Though aimed at blue-state sophisticates, these shows are an unintended but powerful form of propaganda for conservatives. When Republicans see these harsh jokes-which echo down through the morning news shows and the chattering day's worth of viral clips, along with those of Jimmy Kimmel, Stephen Colbert, and Seth Meyers-they don't just see a handful of comics mocking them. They see HBO, Comedy Central, TBS, ABC, CBS, and NBC. In other words, they see exactly what Donald Trump has taught them: that the entire media landscape loathes them, their values, their family, and their religion. It is hardly a reach for them to further imagine that the legitimate news shows on these channels are run by similarly partisan players-nor is it at all illogical. No wonder so many of Trump's followers are inclined to believe only the things that he or his spokespeople tell them directly-everyone else on the tube thinks they're a bunch of trailer-park, Oxy-snorting half-wits who divide their time between retweeting Alex Jones fantasies and ironing their Klan hoods.
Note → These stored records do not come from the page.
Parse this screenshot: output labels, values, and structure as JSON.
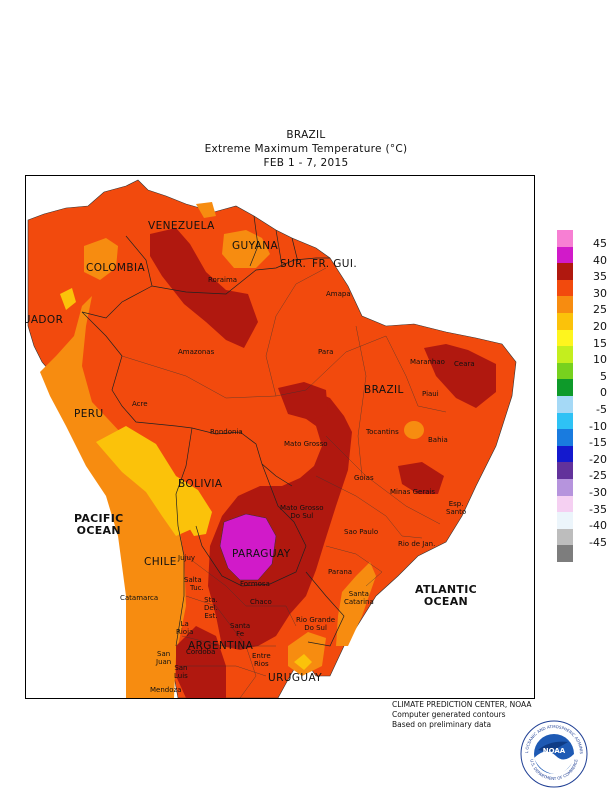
{
  "header": {
    "line1": "BRAZIL",
    "line2": "Extreme Maximum Temperature (°C)",
    "line3": "FEB 1 - 7, 2015"
  },
  "legend": {
    "values": [
      "45",
      "40",
      "35",
      "30",
      "25",
      "20",
      "15",
      "10",
      "5",
      "0",
      "-5",
      "-10",
      "-15",
      "-20",
      "-25",
      "-30",
      "-35",
      "-40",
      "-45"
    ],
    "colors": [
      "#f77fd3",
      "#d11ac9",
      "#b0180f",
      "#f24a0d",
      "#f78c10",
      "#fbc20a",
      "#fef51e",
      "#c4ee1e",
      "#77d11e",
      "#0e9a2a",
      "#a5d9f6",
      "#2ec2f5",
      "#197bdf",
      "#1419ce",
      "#62329b",
      "#b694dd",
      "#f5d0f2",
      "#ecf5fb",
      "#bdbdbd",
      "#7d7d7d"
    ]
  },
  "ocean_labels": [
    {
      "text": "PACIFIC\nOCEAN"
    },
    {
      "text": "ATLANTIC\nOCEAN"
    }
  ],
  "countries": {
    "venezuela": "VENEZUELA",
    "guyana": "GUYANA",
    "sur": "SUR.",
    "frgui": "FR. GUI.",
    "colombia": "COLOMBIA",
    "ecuador": "ECUADOR",
    "peru": "PERU",
    "brazil": "BRAZIL",
    "bolivia": "BOLIVIA",
    "paraguay": "PARAGUAY",
    "chile": "CHILE",
    "argentina": "ARGENTINA",
    "uruguay": "URUGUAY"
  },
  "regions": {
    "roraima": "Roraima",
    "amapa": "Amapa",
    "amazonas": "Amazonas",
    "para": "Para",
    "maranhao": "Maranhao",
    "ceara": "Ceara",
    "piaui": "Piaui",
    "acre": "Acre",
    "rondonia": "Rondonia",
    "matogrosso": "Mato Grosso",
    "tocantins": "Tocantins",
    "bahia": "Bahia",
    "goias": "Goias",
    "minasgerais": "Minas Gerais",
    "espsanto": "Esp.\nSanto",
    "mgdosul": "Mato Grosso\nDo Sul",
    "saopaulo": "Sao Paulo",
    "riodejan": "Rio de Jan.",
    "parana": "Parana",
    "santacatarina": "Santa\nCatarina",
    "riograndedosul": "Rio Grande\nDo Sul",
    "jujuy": "Jujuy",
    "salta": "Salta",
    "formosa": "Formosa",
    "catamarca": "Catamarca",
    "chaco": "Chaco",
    "sdelest": "Sta.\nDel.\nEst.",
    "santafe": "Santa\nFe",
    "larioja": "La\nRioja",
    "cordoba": "Cordoba",
    "sanjuan": "San\nJuan",
    "sanluis": "San\nLuis",
    "entrerios": "Entre\nRios",
    "mendoza": "Mendoza",
    "tucuman": "Tuc."
  },
  "footer": {
    "line1": "CLIMATE PREDICTION CENTER, NOAA",
    "line2": "Computer generated contours",
    "line3": "Based on preliminary data"
  },
  "logo": {
    "center_text": "NOAA",
    "ring_top": "NATIONAL OCEANIC AND ATMOSPHERIC ADMINISTRATION",
    "ring_bottom": "U.S. DEPARTMENT OF COMMERCE"
  }
}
I suspect this analysis may ring hollow to some VC readers. I might have felt the same way—back when I lived in Washington. From my perch in northeast Ohio, however, I hear this sentiment all the time: "Sure, Trump has a troubled relationship with the truth (and I wish he'd stop with the tweeting), but it's not like we can trust the mainstream media; they lie, too, and they're not on our side."

Flanagan adds:

Trump's appearance with [Jimmy] Fallon may mark a moment in our national story. It was the last fleeting glimmer of anything approaching goodwill-and possibly of anything deserving it-between political factions. Since then it's been a race to the bottom, as the crudeness of the president is matched by that of "the resistance," with all of us being judged by how well-how thoroughly and consistently and elaborately-we can hate each other. Nothing about this time is elevating. It's just all of us-on the left and on the right-sworn to our bitterness and our anger.

It's not elevating, for sure. But, as she said, at least we now know the price of a cancer joke.